Somali-born Dutch parliamentarian Hirsi Ali, now in hiding from Muslim militants angered by her outspoken views on Islam’s enslavement of women (The Caged Virgin, 2005), offers a forthright, densely detailed memoir of growing up harshly amid revolution and religious restraint.
“A woman alone is like a piece of sheep fat in the sun,” Hirsi Ali’s grandmother warned her frequently when she was a child absorbing the rigorous tenants of Islam in Mogadishu. Hirsi Ali, along with her younger sister, Haweya, and older brother, Mahad, were the children of a political dissenter of the Somalian government of Siad Barre, and frequently moved to safer places.
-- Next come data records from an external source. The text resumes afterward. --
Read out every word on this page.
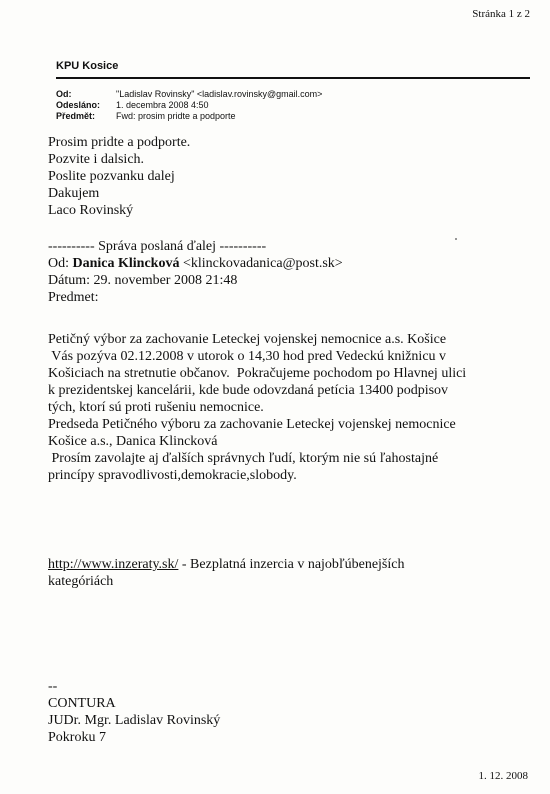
Stránka 1 z 2
KPU Kosice
Od:	"Ladislav Rovinsky" <ladislav.rovinsky@gmail.com>
Odesláno:	1. decembra 2008 4:50
Předmět:	Fwd: prosim pridte a podporte
Prosim pridte a podporte.
Pozvite i dalsich.
Poslite pozvanku dalej
Dakujem
Laco Rovinský
---------- Správa poslaná ďalej ----------
Od: Danica Klincková <klinckovadanica@post.sk>
Dátum: 29. november 2008 21:48
Predmet:
Petičný výbor za zachovanie Leteckej vojenskej nemocnice a.s. Košice
Vás pozýva 02.12.2008 v utorok o 14,30 hod pred Vedeckú knižnicu v
Košiciach na stretnutie občanov.  Pokračujeme pochodom po Hlavnej ulici
k prezidentskej kancelárii, kde bude odovzdaná petícia 13400 podpisov
tých, ktorí sú proti rušeniu nemocnice.
Predseda Petičného výboru za zachovanie Leteckej vojenskej nemocnice
Košice a.s., Danica Klincková
Prosím zavolajte aj ďalších správnych ľudí, ktorým nie sú ľahostajné
princípy spravodlivosti,demokracie,slobody.
http://www.inzeraty.sk/ - Bezplatná inzercia v najobľúbenejších
kategóriách
--
CONTURA
JUDr. Mgr. Ladislav Rovinský
Pokroku 7
1. 12. 2008
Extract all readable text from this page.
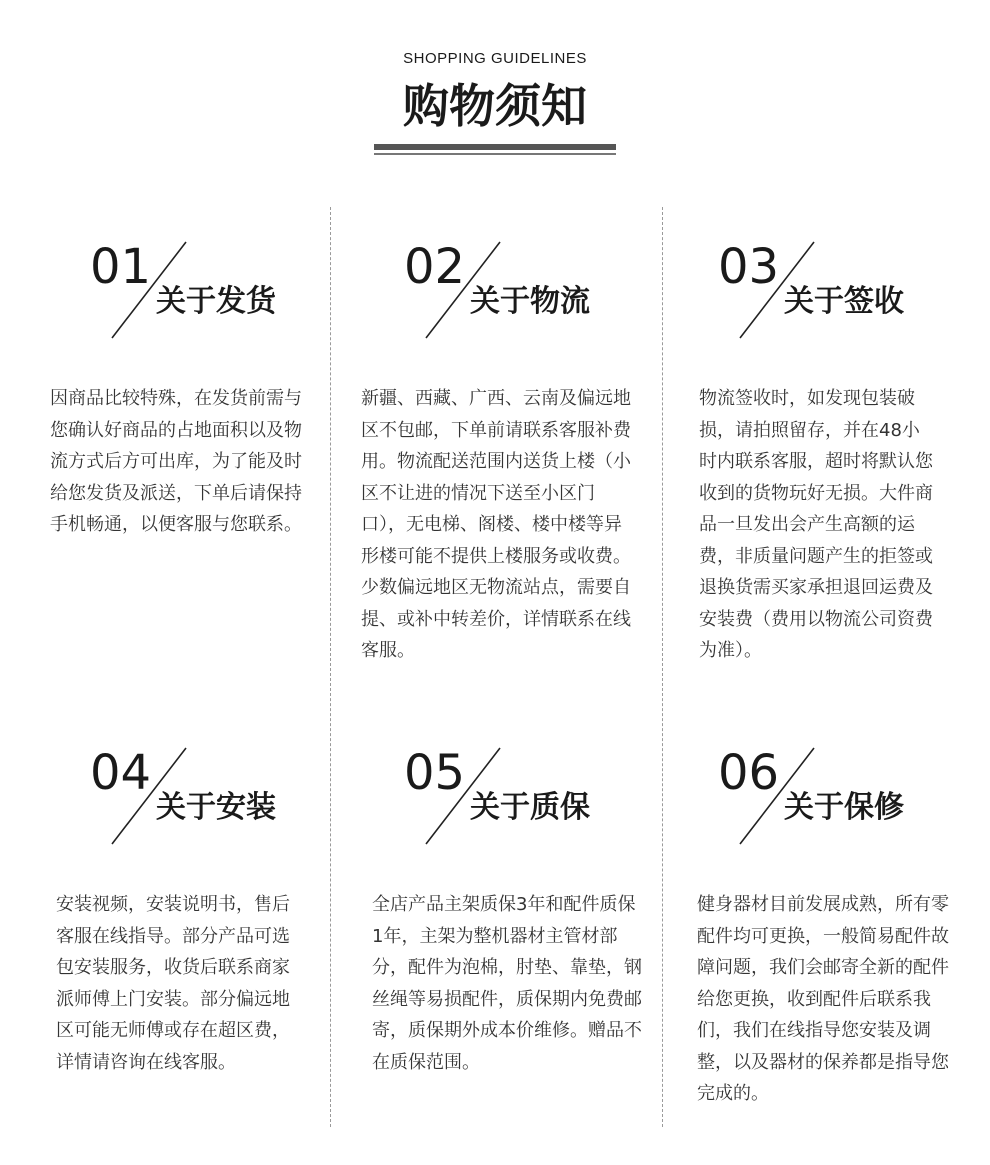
SHOPPING GUIDELINES
购物须知
01
关于发货
因商品比较特殊，在发货前需与您确认好商品的占地面积以及物流方式后方可出库，为了能及时给您发货及派送，下单后请保持手机畅通，以便客服与您联系。
02
关于物流
新疆、西藏、广西、云南及偏远地区不包邮，下单前请联系客服补费用。物流配送范围内送货上楼（小区不让进的情况下送至小区门口），无电梯、阁楼、楼中楼等异形楼可能不提供上楼服务或收费。少数偏远地区无物流站点，需要自提、或补中转差价，详情联系在线客服。
03
关于签收
物流签收时，如发现包装破损，请拍照留存，并在48小时内联系客服，超时将默认您收到的货物玩好无损。大件商品一旦发出会产生高额的运费，非质量问题产生的拒签或退换货需买家承担退回运费及安装费（费用以物流公司资费为准）。
04
关于安装
安装视频，安装说明书，售后客服在线指导。部分产品可选包安装服务，收货后联系商家派师傅上门安装。部分偏远地区可能无师傅或存在超区费，详情请咨询在线客服。
05
关于质保
全店产品主架质保3年和配件质保1年，主架为整机器材主管材部分，配件为泡棉，肘垫、靠垫，钢丝绳等易损配件，质保期内免费邮寄，质保期外成本价维修。赠品不在质保范围。
06
关于保修
健身器材目前发展成熟，所有零配件均可更换，一般简易配件故障问题，我们会邮寄全新的配件给您更换，收到配件后联系我们，我们在线指导您安装及调整，以及器材的保养都是指导您完成的。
Although their parents did not approve of circumcision, their absences allowed the strict peasant grandmother to arrange for the cutting of the three—Haweya, especially, was “never the same afterward.” Their pious mother insisted on an education in the Qur’an, and their move to Saudia Arabia, without the protection of their father, proved disastrous: The mother was largely isolated, the children sent to sadistic religious schools. In Ethiopia, among the “unbelievers,” they were treated more kindly, and in Nairobi, Kenya, the children attended British and Muslim schools. Here, Hirsi Ali began to read in English and have contact with Western ideas, especially about love. Recalcitrant and argumentative, she was given a fractured skull by her mother’s ma’alim, or religious teacher. Amid civil war, a more conservative strain of Islam moved in, and Hirsi Ali was a convert, wearing full hidjab and practicing submission. She gained a secretarial degree and briefly indulged in a secret, short-lived marriage to her handsome cousin (the only way they could sleep together). Reluctantly, to appease her father, she agreed to an arranged marriage, then bolted to Holland to beg for asylum—her lies about her background caught up with her later when she ran for Dutch office.
Crammed with harrowing details, Hirsi Ali’s account is a significant contribution to our times.